Nevada politicians and labor leaders may want to pay special heed to a new survey by a Democratic pollster which found that voters across a number of states overwhelmingly embrace reforming public-sector salaries and benefits.
Douglas Schoen, a pollster for the Clinton administration, talked to residents in 10 states and found that most voters oppose tax hikes as a means of helping states stabilize their finances. Instead, they favor spending restrictions and salary freezes for government workers, along with forcing public employees to contribute more to their own retirements and health care costs.

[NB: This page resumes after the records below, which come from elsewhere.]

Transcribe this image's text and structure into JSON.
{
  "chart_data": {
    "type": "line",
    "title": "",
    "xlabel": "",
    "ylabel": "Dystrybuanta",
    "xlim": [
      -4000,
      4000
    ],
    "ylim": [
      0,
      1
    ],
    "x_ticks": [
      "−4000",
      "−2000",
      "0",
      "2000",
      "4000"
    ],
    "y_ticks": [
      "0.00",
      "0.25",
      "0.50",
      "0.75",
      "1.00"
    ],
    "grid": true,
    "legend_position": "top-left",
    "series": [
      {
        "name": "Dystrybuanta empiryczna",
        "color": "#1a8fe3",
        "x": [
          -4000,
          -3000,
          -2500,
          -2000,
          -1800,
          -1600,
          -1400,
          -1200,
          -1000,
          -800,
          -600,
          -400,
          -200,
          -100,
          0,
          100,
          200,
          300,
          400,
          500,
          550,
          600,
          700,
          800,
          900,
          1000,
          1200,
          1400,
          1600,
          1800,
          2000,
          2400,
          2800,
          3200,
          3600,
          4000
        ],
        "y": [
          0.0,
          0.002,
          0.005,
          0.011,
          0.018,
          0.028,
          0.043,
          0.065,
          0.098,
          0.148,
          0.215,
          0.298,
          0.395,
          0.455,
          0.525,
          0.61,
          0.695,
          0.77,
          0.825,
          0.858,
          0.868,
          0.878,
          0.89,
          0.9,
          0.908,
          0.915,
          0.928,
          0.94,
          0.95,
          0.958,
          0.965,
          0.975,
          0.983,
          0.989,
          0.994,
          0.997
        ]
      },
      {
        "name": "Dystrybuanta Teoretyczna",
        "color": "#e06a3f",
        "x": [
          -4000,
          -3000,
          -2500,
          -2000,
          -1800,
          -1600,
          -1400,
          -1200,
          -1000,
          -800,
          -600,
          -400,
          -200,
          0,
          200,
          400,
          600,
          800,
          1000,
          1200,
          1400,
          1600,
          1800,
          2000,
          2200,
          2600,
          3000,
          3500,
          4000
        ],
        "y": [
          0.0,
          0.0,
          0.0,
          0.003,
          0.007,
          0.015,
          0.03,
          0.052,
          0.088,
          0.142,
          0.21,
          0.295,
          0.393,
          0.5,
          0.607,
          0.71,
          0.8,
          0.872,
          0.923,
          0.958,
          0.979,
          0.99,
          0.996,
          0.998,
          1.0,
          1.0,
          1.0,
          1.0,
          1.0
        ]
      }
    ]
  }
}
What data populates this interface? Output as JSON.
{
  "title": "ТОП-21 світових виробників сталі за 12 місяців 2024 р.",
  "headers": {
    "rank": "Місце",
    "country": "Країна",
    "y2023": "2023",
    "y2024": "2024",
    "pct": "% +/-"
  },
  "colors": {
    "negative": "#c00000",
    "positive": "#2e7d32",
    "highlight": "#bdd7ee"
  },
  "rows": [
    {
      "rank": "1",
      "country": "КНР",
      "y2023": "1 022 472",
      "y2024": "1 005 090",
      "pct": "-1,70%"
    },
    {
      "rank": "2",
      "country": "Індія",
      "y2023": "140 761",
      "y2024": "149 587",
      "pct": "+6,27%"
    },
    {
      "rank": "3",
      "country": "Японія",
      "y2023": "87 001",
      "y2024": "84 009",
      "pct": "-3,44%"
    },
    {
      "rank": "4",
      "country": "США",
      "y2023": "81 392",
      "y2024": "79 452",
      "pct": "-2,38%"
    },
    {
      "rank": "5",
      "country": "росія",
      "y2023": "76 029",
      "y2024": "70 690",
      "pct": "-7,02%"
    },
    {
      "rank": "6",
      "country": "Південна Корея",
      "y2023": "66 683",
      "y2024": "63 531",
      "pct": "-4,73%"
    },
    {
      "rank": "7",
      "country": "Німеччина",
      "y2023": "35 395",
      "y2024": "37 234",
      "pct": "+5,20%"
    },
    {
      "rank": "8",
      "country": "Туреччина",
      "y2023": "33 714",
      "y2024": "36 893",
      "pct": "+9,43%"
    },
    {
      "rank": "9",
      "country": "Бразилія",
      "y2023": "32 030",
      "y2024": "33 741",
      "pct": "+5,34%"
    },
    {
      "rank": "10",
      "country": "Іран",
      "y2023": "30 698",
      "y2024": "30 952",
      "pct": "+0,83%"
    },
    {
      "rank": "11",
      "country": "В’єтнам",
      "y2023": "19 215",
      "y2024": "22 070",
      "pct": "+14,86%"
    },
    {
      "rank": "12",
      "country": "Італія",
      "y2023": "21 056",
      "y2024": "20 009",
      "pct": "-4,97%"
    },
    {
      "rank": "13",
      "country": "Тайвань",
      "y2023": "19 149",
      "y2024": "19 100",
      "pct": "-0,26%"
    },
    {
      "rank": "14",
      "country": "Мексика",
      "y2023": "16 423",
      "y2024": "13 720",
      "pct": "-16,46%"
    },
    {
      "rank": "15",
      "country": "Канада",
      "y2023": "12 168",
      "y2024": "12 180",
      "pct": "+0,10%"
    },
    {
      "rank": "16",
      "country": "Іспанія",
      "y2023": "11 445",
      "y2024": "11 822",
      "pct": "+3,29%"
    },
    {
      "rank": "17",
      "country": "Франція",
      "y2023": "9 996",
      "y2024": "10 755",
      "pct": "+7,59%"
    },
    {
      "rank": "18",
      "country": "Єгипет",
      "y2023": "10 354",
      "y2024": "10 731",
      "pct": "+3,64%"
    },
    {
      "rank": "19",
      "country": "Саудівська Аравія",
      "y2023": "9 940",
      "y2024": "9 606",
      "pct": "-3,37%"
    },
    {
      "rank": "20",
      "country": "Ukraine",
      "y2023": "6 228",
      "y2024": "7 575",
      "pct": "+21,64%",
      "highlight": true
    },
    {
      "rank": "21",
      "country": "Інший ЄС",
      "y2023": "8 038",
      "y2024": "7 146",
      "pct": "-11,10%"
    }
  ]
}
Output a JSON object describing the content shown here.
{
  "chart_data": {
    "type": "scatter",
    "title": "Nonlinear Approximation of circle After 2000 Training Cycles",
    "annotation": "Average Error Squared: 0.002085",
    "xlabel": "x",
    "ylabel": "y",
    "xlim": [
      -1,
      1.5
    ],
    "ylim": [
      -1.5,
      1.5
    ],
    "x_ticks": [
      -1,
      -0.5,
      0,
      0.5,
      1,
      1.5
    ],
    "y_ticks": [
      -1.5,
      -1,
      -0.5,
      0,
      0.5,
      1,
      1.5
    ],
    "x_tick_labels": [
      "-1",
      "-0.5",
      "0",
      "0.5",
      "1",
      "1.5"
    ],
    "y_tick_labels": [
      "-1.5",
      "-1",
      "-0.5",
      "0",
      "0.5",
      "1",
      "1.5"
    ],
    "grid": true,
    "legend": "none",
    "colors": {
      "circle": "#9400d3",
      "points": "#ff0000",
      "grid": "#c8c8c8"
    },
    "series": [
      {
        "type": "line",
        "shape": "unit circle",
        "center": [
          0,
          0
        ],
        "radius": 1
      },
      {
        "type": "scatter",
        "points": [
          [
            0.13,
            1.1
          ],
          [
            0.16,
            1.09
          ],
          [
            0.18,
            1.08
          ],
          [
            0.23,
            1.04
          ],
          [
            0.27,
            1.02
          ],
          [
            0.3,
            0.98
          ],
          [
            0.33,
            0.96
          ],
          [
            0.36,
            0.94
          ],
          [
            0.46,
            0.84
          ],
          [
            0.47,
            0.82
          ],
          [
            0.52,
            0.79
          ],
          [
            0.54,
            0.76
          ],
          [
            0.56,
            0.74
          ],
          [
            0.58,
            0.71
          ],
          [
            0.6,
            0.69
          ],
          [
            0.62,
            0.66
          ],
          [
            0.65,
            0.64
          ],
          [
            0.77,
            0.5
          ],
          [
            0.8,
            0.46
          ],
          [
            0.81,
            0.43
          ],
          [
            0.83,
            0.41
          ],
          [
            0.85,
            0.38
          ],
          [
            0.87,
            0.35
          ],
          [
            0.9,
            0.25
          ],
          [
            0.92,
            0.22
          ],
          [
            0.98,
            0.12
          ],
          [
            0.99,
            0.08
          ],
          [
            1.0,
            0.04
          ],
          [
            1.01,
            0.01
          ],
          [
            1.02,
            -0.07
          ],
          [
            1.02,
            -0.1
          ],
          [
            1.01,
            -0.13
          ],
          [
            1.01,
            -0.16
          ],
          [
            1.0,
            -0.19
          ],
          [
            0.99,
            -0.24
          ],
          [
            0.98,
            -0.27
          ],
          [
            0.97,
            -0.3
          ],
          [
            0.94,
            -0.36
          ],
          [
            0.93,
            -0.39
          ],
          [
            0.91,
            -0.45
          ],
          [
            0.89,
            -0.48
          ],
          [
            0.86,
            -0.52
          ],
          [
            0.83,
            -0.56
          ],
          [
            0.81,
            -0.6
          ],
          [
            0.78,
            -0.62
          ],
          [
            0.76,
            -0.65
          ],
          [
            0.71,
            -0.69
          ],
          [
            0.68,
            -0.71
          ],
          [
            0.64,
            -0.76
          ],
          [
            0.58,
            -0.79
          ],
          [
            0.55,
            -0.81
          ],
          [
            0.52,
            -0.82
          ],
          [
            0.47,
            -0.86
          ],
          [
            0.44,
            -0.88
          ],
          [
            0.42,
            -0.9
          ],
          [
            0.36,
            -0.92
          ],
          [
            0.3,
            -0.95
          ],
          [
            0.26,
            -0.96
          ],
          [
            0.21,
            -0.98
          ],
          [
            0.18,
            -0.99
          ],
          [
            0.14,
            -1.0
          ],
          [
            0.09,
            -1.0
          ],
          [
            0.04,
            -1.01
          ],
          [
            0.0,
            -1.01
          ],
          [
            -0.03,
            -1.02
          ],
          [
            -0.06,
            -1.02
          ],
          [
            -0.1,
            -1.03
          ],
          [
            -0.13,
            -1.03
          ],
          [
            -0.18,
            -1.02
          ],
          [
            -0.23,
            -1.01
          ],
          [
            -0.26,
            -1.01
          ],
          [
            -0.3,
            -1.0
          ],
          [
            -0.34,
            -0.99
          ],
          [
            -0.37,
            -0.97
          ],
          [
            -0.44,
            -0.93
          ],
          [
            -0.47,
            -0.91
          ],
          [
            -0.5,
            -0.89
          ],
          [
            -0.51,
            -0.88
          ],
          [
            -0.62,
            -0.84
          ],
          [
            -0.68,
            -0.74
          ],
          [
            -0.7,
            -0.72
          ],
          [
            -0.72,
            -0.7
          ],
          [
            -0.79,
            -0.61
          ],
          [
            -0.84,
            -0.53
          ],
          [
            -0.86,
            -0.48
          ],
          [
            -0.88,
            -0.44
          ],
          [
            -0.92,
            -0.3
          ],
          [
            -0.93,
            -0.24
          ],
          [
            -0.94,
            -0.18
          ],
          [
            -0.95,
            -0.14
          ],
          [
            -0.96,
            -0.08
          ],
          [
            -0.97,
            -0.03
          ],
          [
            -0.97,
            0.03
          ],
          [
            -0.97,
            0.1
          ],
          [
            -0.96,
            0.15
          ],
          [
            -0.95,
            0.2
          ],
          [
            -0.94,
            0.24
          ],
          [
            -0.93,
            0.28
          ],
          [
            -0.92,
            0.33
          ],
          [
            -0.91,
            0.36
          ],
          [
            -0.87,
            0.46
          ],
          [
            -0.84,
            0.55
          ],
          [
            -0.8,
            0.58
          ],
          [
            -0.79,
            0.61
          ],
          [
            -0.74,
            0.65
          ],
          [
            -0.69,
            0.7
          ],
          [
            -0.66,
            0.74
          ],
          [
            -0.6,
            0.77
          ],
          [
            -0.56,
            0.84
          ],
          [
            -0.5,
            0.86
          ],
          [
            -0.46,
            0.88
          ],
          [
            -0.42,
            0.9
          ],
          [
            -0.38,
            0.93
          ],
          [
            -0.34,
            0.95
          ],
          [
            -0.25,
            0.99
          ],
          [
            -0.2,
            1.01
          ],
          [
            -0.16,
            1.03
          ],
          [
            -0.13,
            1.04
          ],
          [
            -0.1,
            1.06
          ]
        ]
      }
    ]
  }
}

“The top priorities for resolving current fiscal issues are to cut government spending and to ask for greater sacrifice from current public employees,” writes Mr. Schoen in a Wall Street Journal op-ed this week.
In addition, Mr. Schoen writes, “American voters endorse a very specific agenda to … hold the line on taxes wherever and whenever possible.”
For years, progressives and their allies in the government unions have pushed the notion that those who oppose ever-increasing taxes are part of some crazy fringe cabal in American politics. In fact, as Mr. Schoen’s results clearly show, they are firmly in the mainstream — indeed, firmly in the majority.
Nevada was not one of the states polled. But the 10 states were by no means hotbeds of right-wing conservatism and included union strongholds such as Michigan, Ohio, Wisconsin, Pennsylvania, Illinois and New York.
For too long, our elected officials have kowtowed to the public-sector unions, which in turn work to keep their friends in office. Perhaps the winds have shifted.
Mr. Schoen’s findings should give pause to the government union officials who treat taxpayers like an always brimming ATM — and to the politicians who abet them.